Poco dopo ecco il tratto di costa del Dattero, dove è possibile osservare la palma nana; poi la grotta Acquissucola e punta della Manza con le rocce scavate dal vento. Da qui fino alla punta del Trattoio, dove c’è il faro, sono vietati l’approdo e la navigazione sottocosta con barche a motore.

Rispettata la zona di riserva integrale ci avviciniamo alla grotta della Foca (o del Bue Marino) che fino agli inizi del secolo scorso ospitava la foca monaca. Poi, superata la cala del Moreto, inizia il tratto più spettacolare, quello in prossimità della punta e della torre dello Zenobito e di cala Rossa: il colore amaranto della roccia, frutto delle esplosioni dell’antico vulcano, contrasta con il grigio della pietra lavica dando vita ad una scenografia irripetibile.

Porticciolo (Credits: Wikipeia, Saliko)

Proseguendo, si sfiorano grotte, scogli, antiche colate di lava e la quattrocentesca torretta del Bagno, eretta a difesa dalle incursioni saracene. Doppiata la punta del Ferraione, con il faro e la statua del Cristo Re, compare la torre del porto (1516), che annuncia la conclusione del nostro tour via mare.

Possiamo allora dedicarci all’isola “di terra”, lungo i tanti sentieri. Facile l’anello del Reganico che conduce alla cala dello Zurletto sfiorando forte San Giorgio, edificato dai Pisani e ampliato dai Genovesi, e la scoscesa punta della Bellavista, per poi rientrare in paese senza ripercorrere i propri passi. Oppure l’altrettanto agevole itinerario che raggiunge il Piano in 40 minuti, toccando la chiesetta romanica di Santo Stefano la cui origine risale al IV secolo, riedificata dai Pisani nell’XI dopo un’incursione dei Saraceni. Con un ulteriore quarto d’ora di cammino si scende a cala del Ceppo, dai grandi ciottoli levigati, con un bel fondale di sabbia e posidonia.

Torretta del Bagno (Credits: Luca Aless)

Di media difficoltà, un sentiero aperto nel 2008: inizia dall’ex colonia penale di Porto Vecchio e in due ora lungo la costa arriva a punta della Teglia, con magnifici scorci su monte Capo e cala della Mortola.
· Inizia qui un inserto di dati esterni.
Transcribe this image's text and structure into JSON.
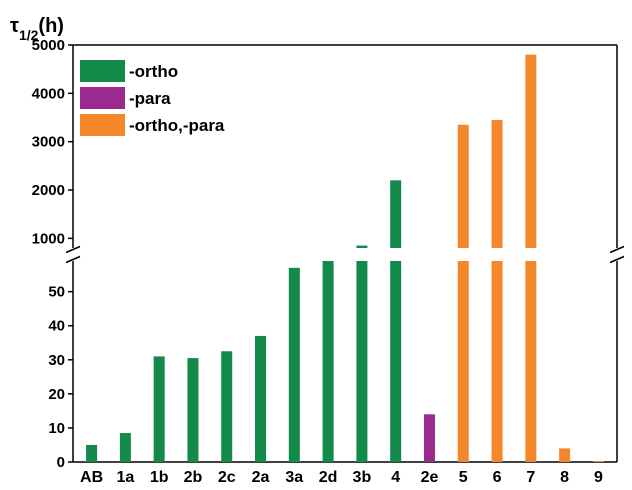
{
  "chart_data": {
    "type": "bar",
    "ylabel": {
      "main": "τ",
      "sub": "1/2",
      "unit": "(h)"
    },
    "categories": [
      "AB",
      "1a",
      "1b",
      "2b",
      "2c",
      "2a",
      "3a",
      "2d",
      "3b",
      "4",
      "2e",
      "5",
      "6",
      "7",
      "8",
      "9"
    ],
    "values": [
      5,
      8.5,
      31,
      30.5,
      32.5,
      37,
      57,
      60,
      850,
      2200,
      14,
      3350,
      3450,
      4800,
      4,
      0.3
    ],
    "groups": [
      "-ortho",
      "-ortho",
      "-ortho",
      "-ortho",
      "-ortho",
      "-ortho",
      "-ortho",
      "-ortho",
      "-ortho",
      "-ortho",
      "-para",
      "-ortho,-para",
      "-ortho,-para",
      "-ortho,-para",
      "-ortho,-para",
      "-ortho,-para"
    ],
    "legend": [
      {
        "label": "-ortho",
        "color": "#118a4a"
      },
      {
        "label": "-para",
        "color": "#9b2a8f"
      },
      {
        "label": "-ortho,-para",
        "color": "#f5872b"
      }
    ],
    "legend_position": "top-left",
    "axis_break": true,
    "lower_axis": {
      "ylim": [
        0,
        59
      ],
      "ticks": [
        0,
        10,
        20,
        30,
        40,
        50
      ]
    },
    "upper_axis": {
      "ylim": [
        800,
        5000
      ],
      "ticks": [
        1000,
        2000,
        3000,
        4000,
        5000
      ]
    },
    "grid": false
  }
}
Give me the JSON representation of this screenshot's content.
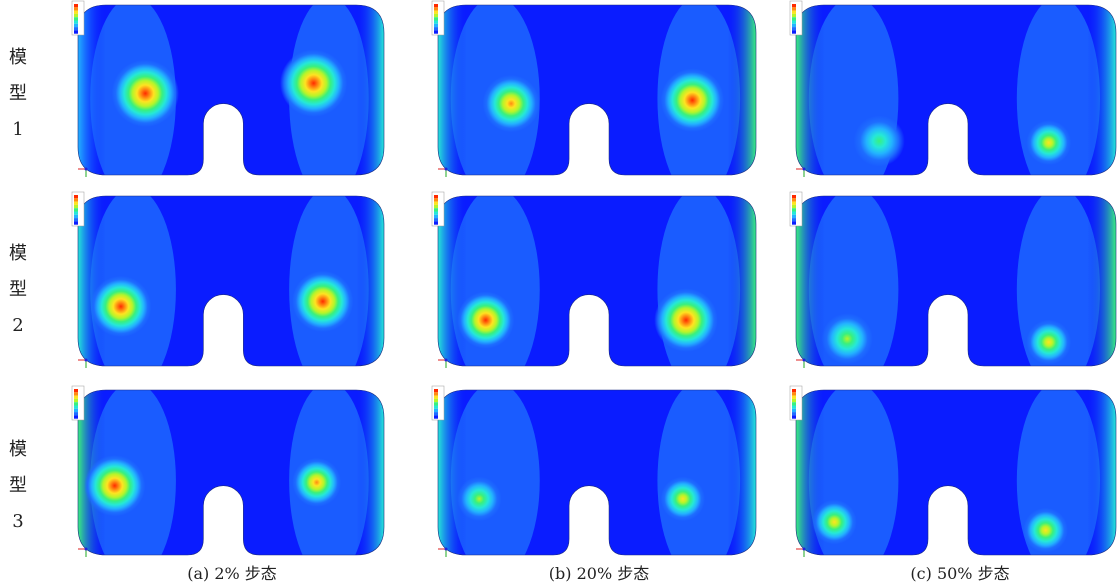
{
  "rows": [
    {
      "chars": [
        "模",
        "型",
        "1"
      ]
    },
    {
      "chars": [
        "模",
        "型",
        "2"
      ]
    },
    {
      "chars": [
        "模",
        "型",
        "3"
      ]
    }
  ],
  "captions": [
    "(a) 2% 步态",
    "(b) 20% 步态",
    "(c) 50% 步态"
  ],
  "palette": [
    "#0a1cff",
    "#1e6dff",
    "#23b3ff",
    "#25e8d8",
    "#39f07e",
    "#b6f52a",
    "#ffe321",
    "#ff8a12",
    "#ff2a00"
  ],
  "panels": [
    [
      {
        "hotspots": [
          [
            0.22,
            0.52,
            0.11,
            1.0
          ],
          [
            0.77,
            0.46,
            0.11,
            1.0
          ]
        ],
        "edge": [
          0.05,
          0.35
        ]
      },
      {
        "hotspots": [
          [
            0.23,
            0.58,
            0.09,
            0.9
          ],
          [
            0.8,
            0.56,
            0.1,
            1.0
          ]
        ],
        "edge": [
          0.3,
          0.5
        ]
      },
      {
        "hotspots": [
          [
            0.26,
            0.8,
            0.08,
            0.55
          ],
          [
            0.79,
            0.81,
            0.07,
            0.75
          ]
        ],
        "edge": [
          0.4,
          0.3
        ]
      }
    ],
    [
      {
        "hotspots": [
          [
            0.14,
            0.65,
            0.1,
            1.0
          ],
          [
            0.8,
            0.62,
            0.1,
            1.0
          ]
        ],
        "edge": [
          0.3,
          0.35
        ]
      },
      {
        "hotspots": [
          [
            0.15,
            0.73,
            0.09,
            1.0
          ],
          [
            0.78,
            0.73,
            0.1,
            1.0
          ]
        ],
        "edge": [
          0.35,
          0.45
        ]
      },
      {
        "hotspots": [
          [
            0.16,
            0.84,
            0.08,
            0.6
          ],
          [
            0.79,
            0.86,
            0.07,
            0.7
          ]
        ],
        "edge": [
          0.45,
          0.4
        ]
      }
    ],
    [
      {
        "hotspots": [
          [
            0.12,
            0.58,
            0.1,
            0.95
          ],
          [
            0.78,
            0.56,
            0.08,
            0.9
          ]
        ],
        "edge": [
          0.5,
          0.15
        ]
      },
      {
        "hotspots": [
          [
            0.13,
            0.66,
            0.07,
            0.65
          ],
          [
            0.77,
            0.66,
            0.07,
            0.7
          ]
        ],
        "edge": [
          0.35,
          0.25
        ]
      },
      {
        "hotspots": [
          [
            0.12,
            0.8,
            0.07,
            0.7
          ],
          [
            0.78,
            0.85,
            0.07,
            0.7
          ]
        ],
        "edge": [
          0.45,
          0.25
        ]
      }
    ]
  ]
}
Più impegnativo il percorso che in tre ore sale al monte delle Penne (420 metri), da cui si gode una vista mozzafiato del versante occidentale, con la Corsica all’orizzonte e in cielo i lenti volteggi del corvo imperiale. Preceduto da una distesa di asfodeli appare all’improvviso lo Stagnone, unico specchio naturale d’acqua dolce dell’Arcipelago Toscano, ammantato dal candore dei ranuncoli.
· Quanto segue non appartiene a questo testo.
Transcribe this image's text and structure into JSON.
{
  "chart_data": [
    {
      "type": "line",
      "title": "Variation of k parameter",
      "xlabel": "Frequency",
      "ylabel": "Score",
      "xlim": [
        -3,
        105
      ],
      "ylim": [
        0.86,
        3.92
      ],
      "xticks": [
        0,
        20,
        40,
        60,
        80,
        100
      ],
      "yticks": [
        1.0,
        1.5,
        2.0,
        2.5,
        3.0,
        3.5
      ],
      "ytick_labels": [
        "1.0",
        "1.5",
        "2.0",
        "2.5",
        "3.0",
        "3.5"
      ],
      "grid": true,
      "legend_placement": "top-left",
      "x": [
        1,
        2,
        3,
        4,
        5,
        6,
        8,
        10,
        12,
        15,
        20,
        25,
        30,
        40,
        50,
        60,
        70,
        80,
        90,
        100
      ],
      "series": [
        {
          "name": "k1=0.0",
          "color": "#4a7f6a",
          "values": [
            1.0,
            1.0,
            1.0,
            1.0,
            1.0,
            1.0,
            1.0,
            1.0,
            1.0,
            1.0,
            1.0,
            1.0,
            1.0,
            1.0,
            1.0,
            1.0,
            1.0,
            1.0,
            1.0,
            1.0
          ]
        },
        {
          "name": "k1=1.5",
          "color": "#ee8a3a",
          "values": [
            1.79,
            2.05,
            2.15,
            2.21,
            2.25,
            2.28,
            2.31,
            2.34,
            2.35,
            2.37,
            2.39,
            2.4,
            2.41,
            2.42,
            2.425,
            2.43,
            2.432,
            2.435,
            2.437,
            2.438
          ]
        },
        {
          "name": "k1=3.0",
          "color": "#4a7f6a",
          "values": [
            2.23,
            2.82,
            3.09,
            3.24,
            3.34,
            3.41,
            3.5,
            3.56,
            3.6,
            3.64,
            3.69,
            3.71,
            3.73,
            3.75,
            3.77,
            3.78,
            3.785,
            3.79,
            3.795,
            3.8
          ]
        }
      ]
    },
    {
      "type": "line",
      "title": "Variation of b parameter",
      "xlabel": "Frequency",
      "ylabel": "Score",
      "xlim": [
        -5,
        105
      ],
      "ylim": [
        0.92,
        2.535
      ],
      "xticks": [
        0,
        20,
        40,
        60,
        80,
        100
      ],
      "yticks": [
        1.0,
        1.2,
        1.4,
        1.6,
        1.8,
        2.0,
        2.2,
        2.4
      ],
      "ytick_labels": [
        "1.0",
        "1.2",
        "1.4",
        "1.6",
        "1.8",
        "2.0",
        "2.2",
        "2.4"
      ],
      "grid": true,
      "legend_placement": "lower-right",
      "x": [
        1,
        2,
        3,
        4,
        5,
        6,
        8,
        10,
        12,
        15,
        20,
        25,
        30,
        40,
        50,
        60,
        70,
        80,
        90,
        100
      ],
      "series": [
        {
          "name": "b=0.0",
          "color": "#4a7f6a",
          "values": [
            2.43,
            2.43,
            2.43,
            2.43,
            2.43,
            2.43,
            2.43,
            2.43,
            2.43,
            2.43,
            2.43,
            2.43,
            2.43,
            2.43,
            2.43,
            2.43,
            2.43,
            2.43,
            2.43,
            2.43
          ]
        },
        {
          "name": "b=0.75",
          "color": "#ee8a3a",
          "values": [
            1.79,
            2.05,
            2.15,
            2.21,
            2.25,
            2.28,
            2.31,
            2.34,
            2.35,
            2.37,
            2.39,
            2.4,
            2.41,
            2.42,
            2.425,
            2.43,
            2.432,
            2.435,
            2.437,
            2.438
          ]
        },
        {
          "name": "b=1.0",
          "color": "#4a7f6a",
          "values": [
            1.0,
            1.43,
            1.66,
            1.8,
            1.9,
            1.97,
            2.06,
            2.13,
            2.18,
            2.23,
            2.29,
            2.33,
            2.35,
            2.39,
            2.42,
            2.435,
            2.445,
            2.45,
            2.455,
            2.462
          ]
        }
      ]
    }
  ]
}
Per chi è allenato, ma straordinariamente panoramico, il sentiero perduto dello Zenobito (circa tre ore e mezza), è uno dei più antichi dell’isola. Parte dell’Azienda Agricola della Piana e con numerosi saliscendi, corre parallelo alla costa orientale; gli omini di sassi aiutano a non smarrire la via, i lucenti bulbi della scilla, la macchia bassa cisto marino e i cespugli argentati dell’elicriso scandiscono il cammino. Ecco la torre dello Zenobito, del 1545, sentinella sui basalti del vulcano, poi falesia di cala Rossa la cui roccia fiammeggiante contrasta con il turchese del mare giù in basso.

Cala Rossa (Credits: Luca Aless)

A Capraia il tormentato suolo vulcanico non ha impedito lo sviluppo di una vegetazione vigorosa, fragrante, ricca di specie tipicamente mediterranee: il corbezzolo, l’erica, il lentisco, il mirto, che hanno colonizzato con tenacia il substrato di lava consolidata. In febbraio-marzo nella radure umide fioriscono i narcisi, le giunchiglie, i ranuncoli, ma è a primavera che l’esplosione della natura lascia senza fiato con le cascate rosa del caprifoglio, il rosso dei ciclamini, il giallo delle ginestre, le splendide orchidee, il sottobosco di felci aquiline. E dopo l’estate, alle prime piogge autunnali, la magia si rinnoca con nuovi colori e nuovi profumi a invadere l’aria.